Project summary/abstract Carbapenem-resistant Klebsiella pneumoniae (Kp) strains belonging to sequence type (ST) 258 have spread globally in the past decades. Their association with often-fatal ventilator-associated pneumonia is of urgent public health concern especially in light of the current COVID-19 pandemic. While numerous studies have focused on investigating antimicrobial resistance strategies, there is still a lack of effective therapeutic agents, which urges the need to better understand other factors that are crucial for Kp ST258 persistence. Kp ST258 strains differ from hypervirulent strains that induce rapidly fatal infections by instead causing subacute chronic infections. Failure to clear Kp ST258 is associated with the recruitment of monocytes (myeloid-derived suppressor cells, MDSCs) with anti-inflammatory properties similar to those that promote the growth of tumor cells during oncogenesis. Given that metabolic activities govern the function of immune cells, we hypothesize that Kp ST258 metabolism in a manner similar to tumor metabolism generates host metabolic stress and a milieu conducive to the generation and expansion of immunosuppressive cells. We found that Kp ST258 stimulates a unique host metabolic response during pulmonary infection that is characterized by the rapid depletion of glucose, stimulation of glutaminolysis and fatty acid oxidation (FAO) pathways that fuel oxidative phosphorylation (OXPHOS) and reactive oxygen species (ROS) production, and the accumulation of the antioxidative metabolite itaconate. This project offers a novel approach to develop therapeutic strategies drawing upon the host metabolic response to Kp ST258 as the main factor promoting chronic pulmonary infection. Specifically, aim 1 explores the dynamics of the host immunometabolic response to Kp ST258. Aim 2 seeks to investigate how this response promotes immunosuppression while aim 3 focuses on its direct effect on bacterial adaptation to and survival in the airway by driving global changes in bacterial gene expression including the upregulation of the Type Six Secretion System (T6SS) to counteract oxidative stress.

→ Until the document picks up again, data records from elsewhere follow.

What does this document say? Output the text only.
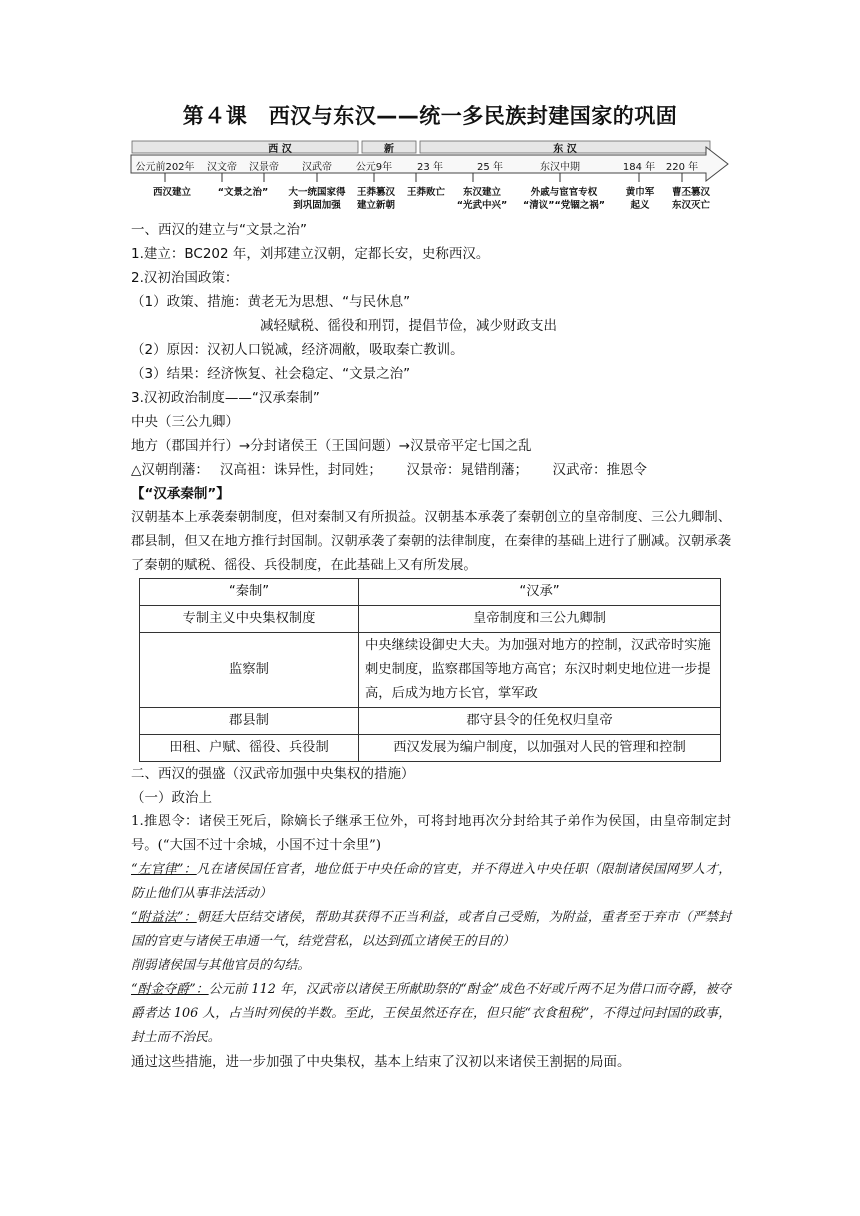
第４课　西汉与东汉——统一多民族封建国家的巩固
西 汉	新	东 汉
公元前202年 汉文帝 汉景帝 汉武帝 公元9年 23 年	25 年	东汉中期	184 年 220 年
西汉建立	“文景之治” 大一统国家得
到巩固加强
王莽篡汉
建立新朝
王莽败亡	东汉建立
“光武中兴”
外戚与宦官专权
“清议”“党锢之祸”
黄巾军
起义
曹丕篡汉
东汉灭亡
一、西汉的建立与“文景之治”
1.建立：BC202 年，刘邦建立汉朝，定都长安，史称西汉。
2.汉初治国政策：
（1）政策、措施：黄老无为思想、“与民休息”
减轻赋税、徭役和刑罚，提倡节俭，减少财政支出
（2）原因：汉初人口锐减，经济凋敝，吸取秦亡教训。
（3）结果：经济恢复、社会稳定、“文景之治”
3.汉初政治制度——“汉承秦制”
中央（三公九卿）
地方（郡国并行）→分封诸侯王（王国问题）→汉景帝平定七国之乱
△汉朝削藩：　 汉高祖：诛异性，封同姓；　　 汉景帝：晁错削藩；　　 汉武帝：推恩令
【“汉承秦制”】
汉朝基本上承袭秦朝制度，但对秦制又有所损益。汉朝基本承袭了秦朝创立的皇帝制度、三公九卿制、郡县制，但又在地方推行封国制。汉朝承袭了秦朝的法律制度，在秦律的基础上进行了删减。汉朝承袭了秦朝的赋税、徭役、兵役制度，在此基础上又有所发展。
“秦制”	“汉承”
专制主义中央集权制度	皇帝制度和三公九卿制
监察制	中央继续设御史大夫。为加强对地方的控制，汉武帝时实施刺史制度，监察郡国等地方高官；东汉时刺史地位进一步提高，后成为地方长官，掌军政
郡县制	郡守县令的任免权归皇帝
田租、户赋、徭役、兵役制	西汉发展为编户制度，以加强对人民的管理和控制
二、西汉的强盛（汉武帝加强中央集权的措施）
（一）政治上
1.推恩令：诸侯王死后，除嫡长子继承王位外，可将封地再次分封给其子弟作为侯国，由皇帝制定封号。(“大国不过十余城，小国不过十余里”)
“左官律”：凡在诸侯国任官者，地位低于中央任命的官吏，并不得进入中央任职（限制诸侯国网罗人才，防止他们从事非法活动）
“附益法”：朝廷大臣结交诸侯，帮助其获得不正当利益，或者自己受贿，为附益，重者至于弃市（严禁封国的官吏与诸侯王串通一气，结党营私，以达到孤立诸侯王的目的）
削弱诸侯国与其他官员的勾结。
“酎金夺爵”：公元前 112 年，汉武帝以诸侯王所献助祭的“酎金”成色不好或斤两不足为借口而夺爵，被夺爵者达 106 人，占当时列侯的半数。至此，王侯虽然还存在，但只能“衣食租税”，不得过问封国的政事，封土而不治民。
通过这些措施，进一步加强了中央集权，基本上结束了汉初以来诸侯王割据的局面。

项目摘要/摘要 抗碳青霉苯甲肺炎肺炎（KP）菌株属于序列类型（ST）258 在过去的几十年中，全球。他们与经常致命呼吸机相关的肺炎的关联是紧急的公众 尤其是鉴于当前的19日大流行，尤其是健康的关注。众多研究重点是 研究抗菌抗性策略，仍然缺乏有效的治疗剂 需要更好地理解对KP ST258持久性至关重要的其他因素的需求。 KP ST258菌株不同 从高呼吸菌株中引起迅速致命感染的菌株，而不是引起亚急性慢性感染。 无法清除KP ST258与单核细胞的募集有关（髓样衍生的抑制细胞， MDSC）具有抗炎特性，类似于促进肿瘤细胞在 肿瘤发生。鉴于代谢活性控制了免疫细胞的功能，我们假设KP ST258 与肿瘤代谢相似的方式代谢产生了宿主的代谢应激和有利于的环境 免疫抑制细胞的产生和扩展。我们发现KP ST258刺激了独特的主机 肺部感染期间的代谢反应，其特征是葡萄糖快速耗竭，刺激 谷氨酰胺分解和脂肪酸氧化（FAO）途径，燃料氧化磷酸化（Oxphos）和 活性氧（ROS）的产生以及抗氧化代谢产物依环酸盐的积累。这 项目提供了一种新的方法，可以根据宿主代谢反应来制定治疗策略 KP ST258是促进慢性肺部感染的主要因素。具体来说，AIM 1探索动态 宿主对KP ST258的免疫代谢反应的。 AIM 2试图调查这种反应如何促进 AIM 3的免疫抑制专注于对细菌适应和生存的直接影响 通过推动细菌基因表达的全球变化，包括六型分泌的上调 系统（T6SS）以抵消氧化应激。